Por una extraña paradoja, en este tiempo en que la
desforestación planetaria ha llegado a ser alarmante, nos acercamos
a los bosques como si buscáramos en ellos la Fuente de la Juventud,
un espacio vivificador de descanso y alegría, semejante al paraíso
recobrado. Sus tinieblas no son ya las del infierno, sino las del
útero materno. Su frondosidad no es símbolo del laberinto donde uno
se pierde, sino de ese lugar casi sagrado donde uno se reencuentra
consigo mismo. Frente al bosque amenazante de los cuentos
infantiles, poblado de lobos feroces, resurge el bosque mítico como
potencia tutelar y benigna, como una gran reserva de fuerza, de
inspiración y de pureza. En cierto modo el estado natural del
hombre contemporáneo parece ser la paradoja trágica: cantamos más
que nunca la gloria de los bosques al tiempo que aceleramos más que
nunca su destrucción. Si se unieran todas las hordas de las umbrías
paganas, los demonios sumerios y los
faunos griegos, el Basajaun de los
vascos y todos los encantamientos de
Merlín en su floresta de Brocelandia, no
conseguirían en cien años de conjuros destructivos lo que puede
conseguir una multinacional papelera en un año de
actividad indiscriminada sobre un bosque canadiense.

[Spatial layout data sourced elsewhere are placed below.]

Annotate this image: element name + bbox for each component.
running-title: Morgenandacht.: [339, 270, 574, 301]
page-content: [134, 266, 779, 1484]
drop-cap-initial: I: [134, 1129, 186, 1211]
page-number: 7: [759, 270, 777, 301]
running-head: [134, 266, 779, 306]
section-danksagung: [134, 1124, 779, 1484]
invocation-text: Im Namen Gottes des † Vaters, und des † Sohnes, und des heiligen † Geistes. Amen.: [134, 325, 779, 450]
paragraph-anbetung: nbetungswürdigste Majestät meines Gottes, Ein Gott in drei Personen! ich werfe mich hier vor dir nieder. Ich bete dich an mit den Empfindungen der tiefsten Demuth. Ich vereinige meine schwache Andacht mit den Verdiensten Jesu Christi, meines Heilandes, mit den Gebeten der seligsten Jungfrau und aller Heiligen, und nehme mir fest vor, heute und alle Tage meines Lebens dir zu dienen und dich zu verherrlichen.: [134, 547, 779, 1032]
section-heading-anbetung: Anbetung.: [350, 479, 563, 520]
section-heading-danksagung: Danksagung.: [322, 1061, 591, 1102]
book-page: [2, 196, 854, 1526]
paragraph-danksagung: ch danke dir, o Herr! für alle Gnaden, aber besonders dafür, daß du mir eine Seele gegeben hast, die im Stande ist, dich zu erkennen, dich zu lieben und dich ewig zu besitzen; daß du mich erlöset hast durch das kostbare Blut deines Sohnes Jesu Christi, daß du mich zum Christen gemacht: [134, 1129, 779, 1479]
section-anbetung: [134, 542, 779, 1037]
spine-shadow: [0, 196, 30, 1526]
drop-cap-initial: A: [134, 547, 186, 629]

La denuncia sin embargo no es nueva. Allá por el XVIII
Gianbattista Vico ya alertaba sobre esta nueva
forma de barbarie disfrazada de civilización: "Primero suplantan
los árboles de los bosques por las columnas de los templos, y luego
la sabiduría por las academias". Hoy, incluso a los más doctos
académicos les resultaría arduo explicarle a un niño en qué se
diferencian las atmósferas de un hayedo y un robledal. Pero
mientras lo pensamos, los bosques se alejan. Hasta que el hombre
recupera la conciencia de que se encuentra en el centro de un
inmenso calvero, y su centro perdido, su bosque interior, se
convierte para él en una utopía. Si su batalla contra los bosques
suponía un capítulo de su prehistoria síquica -la lucha contra
su inconsciente-, ahora, demasiado tarde, comienza el
tiempo de la reconciliación. No hicimos caso a la apología
rusoniana de la naturaleza, y a Emerson se le tomó
por loco cuando se retiró a los grandes bosques americanos harto de
todo.
Hijo del dilettante
Calvino, el Barón Rampante siguió sus pasos en
rebelión y se encaramó a un árbol de su jardín del que ya nunca
quiso bajar. Desde sus ramas reclamaba una constitución que
salvaguardase los derechos legítimos no sólo de los hombres, sino
también de los animales y las plantas, desde los pequeños pájaros a
las águilas reales, y desde las encinas más majestuosas a las
legumbres. Hoy la oveja Dolly o la soja transgénica son el anticipo
de un futuro bosque artificial a la japonesa, perfectamente
reconstruido en alguna especie de plástico biónico, pero de igual
modo perfectamente desencantado.
Más allá de la literatura, no somos conscientes de que la
desaparición de los bosques conlleva la pérdida de
una dimensión radical de nuestro imaginario ligado a los orígenes.
En este sentido la inquietud ecológica incluye también una lectura
sicológica: la pérdida de los bosques exteriores implica la
desforestación de una parte sustancial de nuestra identidad. ¿Qué
supone pues preservar los bosques? Incuestionablemente,
preservarnos también a nosotros mismos, no sólo en el plano de las
analogías, sino en el de nuestra más estricta matriz biológica y
cultural.
Los viejos bosques encantados han perdido su encanto roídos por
los vapores de la lluvia ácida, y nos han dejado a solas con un
documentado desencanto. El bosque de Macbeth cobró
vida para vengarse de un loco cegado por su ambición. Sin saberlo,
en pleno siglo XVI, Shakespeare trazó la mejor
metáfora del hombre contemporáneo perdido en su propio bosque
nocturno, como en un combate perpetuo entre los más pésimos
presagios y los buenos sentimientos.